Reputation:
I'm using HiveQL to run the below query.
The intention is that the case statement removes the last XX characters from the end of the domain, dependent on the suffix (.com, .co.uk).
This doesn't seem to work as there is no change to the strings in the 'domainnew' column in the output.
Can anyone advise how I would make this work?
I also then need to take the output of 'domainnew' and take only the characters to the right of the first '.' when reading from the right handside.
domain = mobile.domain.facebook.com
domainnew = mobile.domain.facebook
newcalc = facebook
Any advice on this would be brilliant!!
Thank you
select domain, catid, apnid, sum(optimisedsize) as bytes,
CASE domain
WHEN instr(domain, '.co.uk') THEN substr(domain,LENGTH(domain)-6)

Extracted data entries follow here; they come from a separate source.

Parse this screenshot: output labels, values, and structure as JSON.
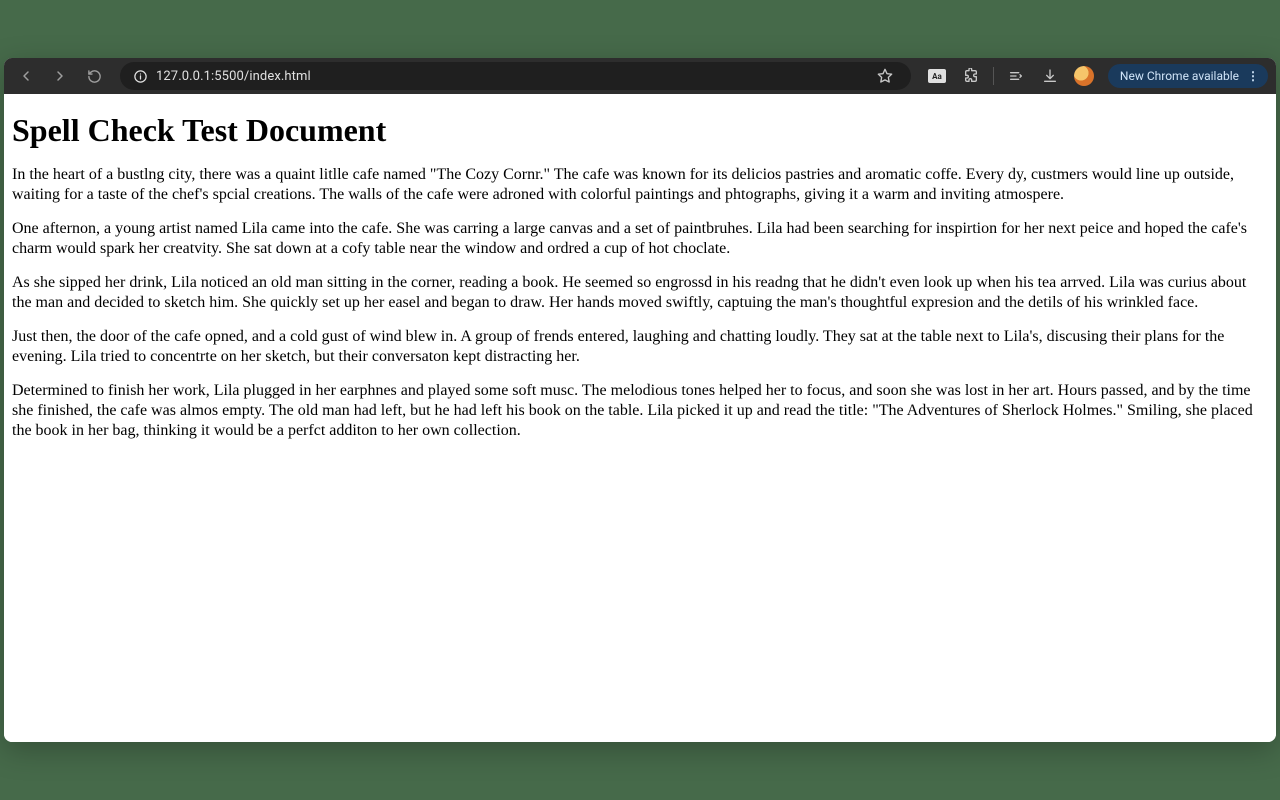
{
  "browser": {
    "url": "127.0.0.1:5500/index.html",
    "update_label": "New Chrome available"
  },
  "document": {
    "title": "Spell Check Test Document",
    "paragraphs": [
      "In the heart of a bustlng city, there was a quaint litlle cafe named \"The Cozy Cornr.\" The cafe was known for its delicios pastries and aromatic coffe. Every dy, custmers would line up outside, waiting for a taste of the chef's spcial creations. The walls of the cafe were adroned with colorful paintings and phtographs, giving it a warm and inviting atmospere.",
      "One afternon, a young artist named Lila came into the cafe. She was carring a large canvas and a set of paintbruhes. Lila had been searching for inspirtion for her next peice and hoped the cafe's charm would spark her creatvity. She sat down at a cofy table near the window and ordred a cup of hot choclate.",
      "As she sipped her drink, Lila noticed an old man sitting in the corner, reading a book. He seemed so engrossd in his readng that he didn't even look up when his tea arrved. Lila was curius about the man and decided to sketch him. She quickly set up her easel and began to draw. Her hands moved swiftly, captuing the man's thoughtful expresion and the detils of his wrinkled face.",
      "Just then, the door of the cafe opned, and a cold gust of wind blew in. A group of frends entered, laughing and chatting loudly. They sat at the table next to Lila's, discusing their plans for the evening. Lila tried to concentrte on her sketch, but their conversaton kept distracting her.",
      "Determined to finish her work, Lila plugged in her earphnes and played some soft musc. The melodious tones helped her to focus, and soon she was lost in her art. Hours passed, and by the time she finished, the cafe was almos empty. The old man had left, but he had left his book on the table. Lila picked it up and read the title: \"The Adventures of Sherlock Holmes.\" Smiling, she placed the book in her bag, thinking it would be a perfct additon to her own collection."
    ]
  }
}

WHEN instr(domain, '.com') THEN substr(domain,LENGTH(domain)-6)
ELSE domain
END as domainnew
from udsapp.web
where dt = 20170330 and hour = 04 and loc = 'FAR1' and catid <> "0:0" group by domain, catid, apnid sort by bytes desc;
Upvotes: 1
Views: 80
Reputation: 44941
with t as (select 'mobile.domain.facebook.com' as domain)
select regexp_extract(domain,'(.*?)(\\.com|\\.co\\.uk|)$',1) as domainnew
,regexp_extract(domain,'.*?([^.]+)(\\.com|\\.co\\.uk|)$',1) as new_calc
from t
;
+------------------------+----------+
| domainnew | new_calc |
+------------------------+----------+
| mobile.domain.facebook | facebook |
+------------------------+----------+
Upvotes: 1